On Jan 14, 2010, at 8:38 PM, Andrew Coppin wrote:
Martijn van Steenbergen wrote:
Niklas Broberg wrote:
21 actually. case, class, data, default, deriving, do, else, if,
import, in, infix, infixl, infixr, instance, let, module, newtype,
of,
then, type, where. There's also three special words that can still
be
used as identifiers, so aren't reserved: as, qualified, hiding.
Since you can define operators in Haskell, would it make sense to
include '=', '--', ':', ',' etc. as "reserved names" since those
can't be used as operator names?
Makes sense to me...
It's merely more difficult to catelogue this information for a half-
dozen different languages. Looking up the reserved word list is
usually only a Google search away.
Somebody suggested to me that the best metric for "how difficult" a
language is to learn is "the number of orthogonal concepts you need
to learn". Of course, measuring THAT is going to be no picknick!
I do not think so. More orthogonal concepts may make it more work to
learn the language, but I think
orthogonality helps to learn a language that has many concepts.
For me, a major problem when learning a language is ad-hocness.
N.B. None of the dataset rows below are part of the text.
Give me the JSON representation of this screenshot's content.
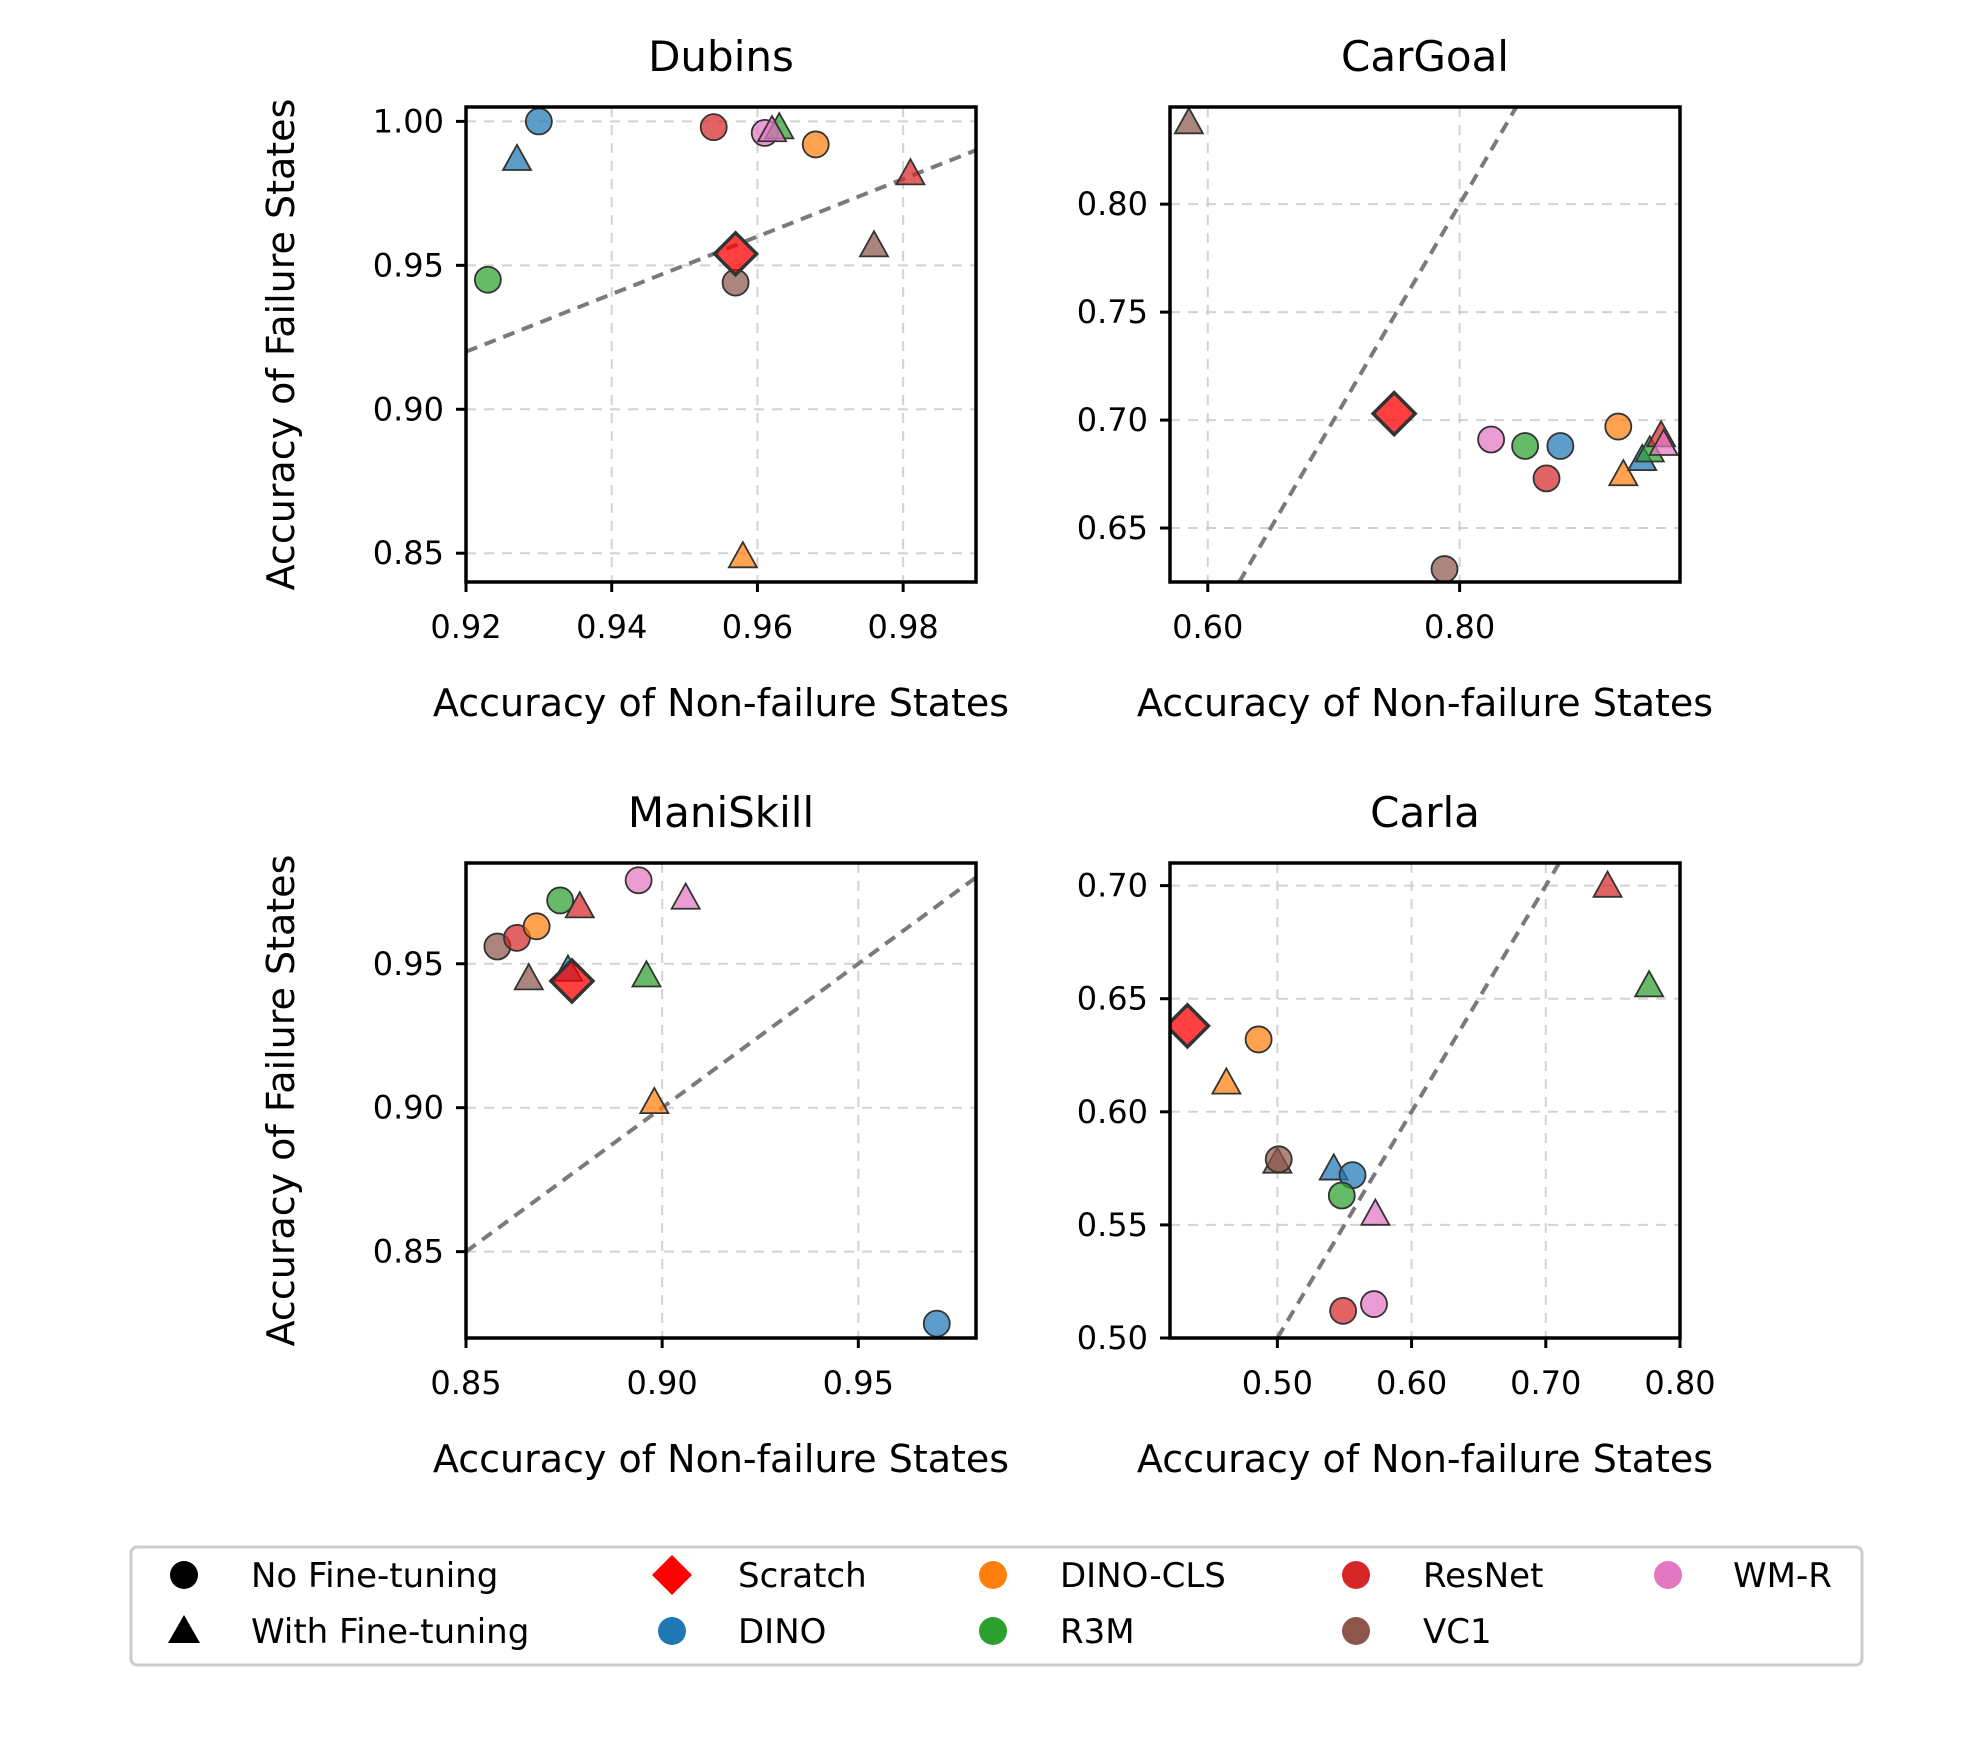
{
  "chart_data": [
    {
      "type": "scatter",
      "title": "Dubins",
      "xlabel": "Accuracy of Non-failure States",
      "ylabel": "Accuracy of Failure States",
      "xlim": [
        0.92,
        0.99
      ],
      "ylim": [
        0.84,
        1.005
      ],
      "xticks": [
        0.92,
        0.94,
        0.96,
        0.98
      ],
      "xtick_labels": [
        "0.92",
        "0.94",
        "0.96",
        "0.98"
      ],
      "yticks": [
        0.85,
        0.9,
        0.95,
        1.0
      ],
      "ytick_labels": [
        "0.85",
        "0.90",
        "0.95",
        "1.00"
      ],
      "reference_line": [
        [
          0.92,
          0.92
        ],
        [
          0.99,
          0.99
        ]
      ],
      "points": [
        {
          "model": "DINO",
          "finetuned": false,
          "x": 0.93,
          "y": 1.0
        },
        {
          "model": "DINO",
          "finetuned": true,
          "x": 0.927,
          "y": 0.987
        },
        {
          "model": "R3M",
          "finetuned": false,
          "x": 0.923,
          "y": 0.945
        },
        {
          "model": "ResNet",
          "finetuned": false,
          "x": 0.954,
          "y": 0.998
        },
        {
          "model": "WM-R",
          "finetuned": false,
          "x": 0.961,
          "y": 0.996
        },
        {
          "model": "R3M",
          "finetuned": true,
          "x": 0.963,
          "y": 0.998
        },
        {
          "model": "WM-R",
          "finetuned": true,
          "x": 0.962,
          "y": 0.997
        },
        {
          "model": "DINO-CLS",
          "finetuned": false,
          "x": 0.968,
          "y": 0.992
        },
        {
          "model": "ResNet",
          "finetuned": true,
          "x": 0.981,
          "y": 0.982
        },
        {
          "model": "VC1",
          "finetuned": true,
          "x": 0.976,
          "y": 0.957
        },
        {
          "model": "VC1",
          "finetuned": false,
          "x": 0.957,
          "y": 0.944
        },
        {
          "model": "DINO-CLS",
          "finetuned": true,
          "x": 0.958,
          "y": 0.849
        },
        {
          "model": "Scratch",
          "finetuned": null,
          "x": 0.957,
          "y": 0.954
        }
      ]
    },
    {
      "type": "scatter",
      "title": "CarGoal",
      "xlabel": "Accuracy of Non-failure States",
      "ylabel": "",
      "xlim": [
        0.57,
        0.975
      ],
      "ylim": [
        0.625,
        0.845
      ],
      "xticks": [
        0.6,
        0.8
      ],
      "xtick_labels": [
        "0.60",
        "0.80"
      ],
      "yticks": [
        0.65,
        0.7,
        0.75,
        0.8
      ],
      "ytick_labels": [
        "0.65",
        "0.70",
        "0.75",
        "0.80"
      ],
      "reference_line": [
        [
          0.625,
          0.625
        ],
        [
          0.845,
          0.845
        ]
      ],
      "points": [
        {
          "model": "VC1",
          "finetuned": true,
          "x": 0.585,
          "y": 0.838
        },
        {
          "model": "Scratch",
          "finetuned": null,
          "x": 0.748,
          "y": 0.703
        },
        {
          "model": "WM-R",
          "finetuned": false,
          "x": 0.825,
          "y": 0.691
        },
        {
          "model": "R3M",
          "finetuned": false,
          "x": 0.852,
          "y": 0.688
        },
        {
          "model": "DINO",
          "finetuned": false,
          "x": 0.88,
          "y": 0.688
        },
        {
          "model": "ResNet",
          "finetuned": false,
          "x": 0.869,
          "y": 0.673
        },
        {
          "model": "DINO-CLS",
          "finetuned": false,
          "x": 0.926,
          "y": 0.697
        },
        {
          "model": "DINO-CLS",
          "finetuned": true,
          "x": 0.93,
          "y": 0.675
        },
        {
          "model": "DINO",
          "finetuned": true,
          "x": 0.945,
          "y": 0.682
        },
        {
          "model": "R3M",
          "finetuned": true,
          "x": 0.951,
          "y": 0.686
        },
        {
          "model": "ResNet",
          "finetuned": true,
          "x": 0.96,
          "y": 0.693
        },
        {
          "model": "WM-R",
          "finetuned": true,
          "x": 0.962,
          "y": 0.689
        },
        {
          "model": "VC1",
          "finetuned": false,
          "x": 0.788,
          "y": 0.631
        }
      ]
    },
    {
      "type": "scatter",
      "title": "ManiSkill",
      "xlabel": "Accuracy of Non-failure States",
      "ylabel": "Accuracy of Failure States",
      "xlim": [
        0.85,
        0.98
      ],
      "ylim": [
        0.82,
        0.985
      ],
      "xticks": [
        0.85,
        0.9,
        0.95
      ],
      "xtick_labels": [
        "0.85",
        "0.90",
        "0.95"
      ],
      "yticks": [
        0.85,
        0.9,
        0.95
      ],
      "ytick_labels": [
        "0.85",
        "0.90",
        "0.95"
      ],
      "reference_line": [
        [
          0.85,
          0.85
        ],
        [
          0.98,
          0.98
        ]
      ],
      "points": [
        {
          "model": "VC1",
          "finetuned": false,
          "x": 0.858,
          "y": 0.956
        },
        {
          "model": "ResNet",
          "finetuned": false,
          "x": 0.863,
          "y": 0.959
        },
        {
          "model": "DINO-CLS",
          "finetuned": false,
          "x": 0.868,
          "y": 0.963
        },
        {
          "model": "R3M",
          "finetuned": false,
          "x": 0.874,
          "y": 0.972
        },
        {
          "model": "ResNet",
          "finetuned": true,
          "x": 0.879,
          "y": 0.97
        },
        {
          "model": "WM-R",
          "finetuned": false,
          "x": 0.894,
          "y": 0.979
        },
        {
          "model": "WM-R",
          "finetuned": true,
          "x": 0.906,
          "y": 0.973
        },
        {
          "model": "VC1",
          "finetuned": true,
          "x": 0.866,
          "y": 0.945
        },
        {
          "model": "DINO",
          "finetuned": true,
          "x": 0.876,
          "y": 0.948
        },
        {
          "model": "R3M",
          "finetuned": true,
          "x": 0.896,
          "y": 0.946
        },
        {
          "model": "DINO-CLS",
          "finetuned": true,
          "x": 0.898,
          "y": 0.902
        },
        {
          "model": "DINO",
          "finetuned": false,
          "x": 0.97,
          "y": 0.825
        },
        {
          "model": "Scratch",
          "finetuned": null,
          "x": 0.877,
          "y": 0.944
        }
      ]
    },
    {
      "type": "scatter",
      "title": "Carla",
      "xlabel": "Accuracy of Non-failure States",
      "ylabel": "",
      "xlim": [
        0.42,
        0.8
      ],
      "ylim": [
        0.5,
        0.71
      ],
      "xticks": [
        0.5,
        0.6,
        0.7,
        0.8
      ],
      "xtick_labels": [
        "0.50",
        "0.60",
        "0.70",
        "0.80"
      ],
      "yticks": [
        0.5,
        0.55,
        0.6,
        0.65,
        0.7
      ],
      "ytick_labels": [
        "0.50",
        "0.55",
        "0.60",
        "0.65",
        "0.70"
      ],
      "reference_line": [
        [
          0.5,
          0.5
        ],
        [
          0.71,
          0.71
        ]
      ],
      "points": [
        {
          "model": "Scratch",
          "finetuned": null,
          "x": 0.433,
          "y": 0.638
        },
        {
          "model": "DINO-CLS",
          "finetuned": false,
          "x": 0.486,
          "y": 0.632
        },
        {
          "model": "DINO-CLS",
          "finetuned": true,
          "x": 0.462,
          "y": 0.613
        },
        {
          "model": "VC1",
          "finetuned": true,
          "x": 0.5,
          "y": 0.578
        },
        {
          "model": "VC1",
          "finetuned": false,
          "x": 0.501,
          "y": 0.579
        },
        {
          "model": "DINO",
          "finetuned": true,
          "x": 0.542,
          "y": 0.575
        },
        {
          "model": "DINO",
          "finetuned": false,
          "x": 0.556,
          "y": 0.572
        },
        {
          "model": "R3M",
          "finetuned": false,
          "x": 0.548,
          "y": 0.563
        },
        {
          "model": "WM-R",
          "finetuned": true,
          "x": 0.573,
          "y": 0.555
        },
        {
          "model": "ResNet",
          "finetuned": false,
          "x": 0.549,
          "y": 0.512
        },
        {
          "model": "WM-R",
          "finetuned": false,
          "x": 0.572,
          "y": 0.515
        },
        {
          "model": "ResNet",
          "finetuned": true,
          "x": 0.746,
          "y": 0.7
        },
        {
          "model": "R3M",
          "finetuned": true,
          "x": 0.777,
          "y": 0.656
        }
      ]
    }
  ],
  "model_colors": {
    "Scratch": "#ff0000",
    "DINO": "#1f77b4",
    "DINO-CLS": "#ff7f0e",
    "R3M": "#2ca02c",
    "ResNet": "#d62728",
    "VC1": "#8c564b",
    "WM-R": "#e377c2"
  },
  "legend": {
    "items": [
      {
        "label": "No Fine-tuning",
        "marker": "circle",
        "color": "#000000"
      },
      {
        "label": "With Fine-tuning",
        "marker": "triangle",
        "color": "#000000"
      },
      {
        "label": "Scratch",
        "marker": "diamond",
        "color": "#ff0000"
      },
      {
        "label": "DINO",
        "marker": "circle",
        "color": "#1f77b4"
      },
      {
        "label": "DINO-CLS",
        "marker": "circle",
        "color": "#ff7f0e"
      },
      {
        "label": "R3M",
        "marker": "circle",
        "color": "#2ca02c"
      },
      {
        "label": "ResNet",
        "marker": "circle",
        "color": "#d62728"
      },
      {
        "label": "VC1",
        "marker": "circle",
        "color": "#8c564b"
      },
      {
        "label": "WM-R",
        "marker": "circle",
        "color": "#e377c2"
      }
    ]
  }
}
The Java Language Specification part on Generics (parametric
polymorphism) comes to mind.
It is full of ad-hoc restrictions, and operational details. Haskell's
polymorphism behaves much
more predictably because it is much less ad-hoc.
Although I do not have any Python programming experience, I got the
impression that
Python is very un-ad-hoc. Everything behaves in exactly the same way
at all possible
levels in the language. You need to master only one idea and it
applies everywhere.
Even if the way it behaves is strange.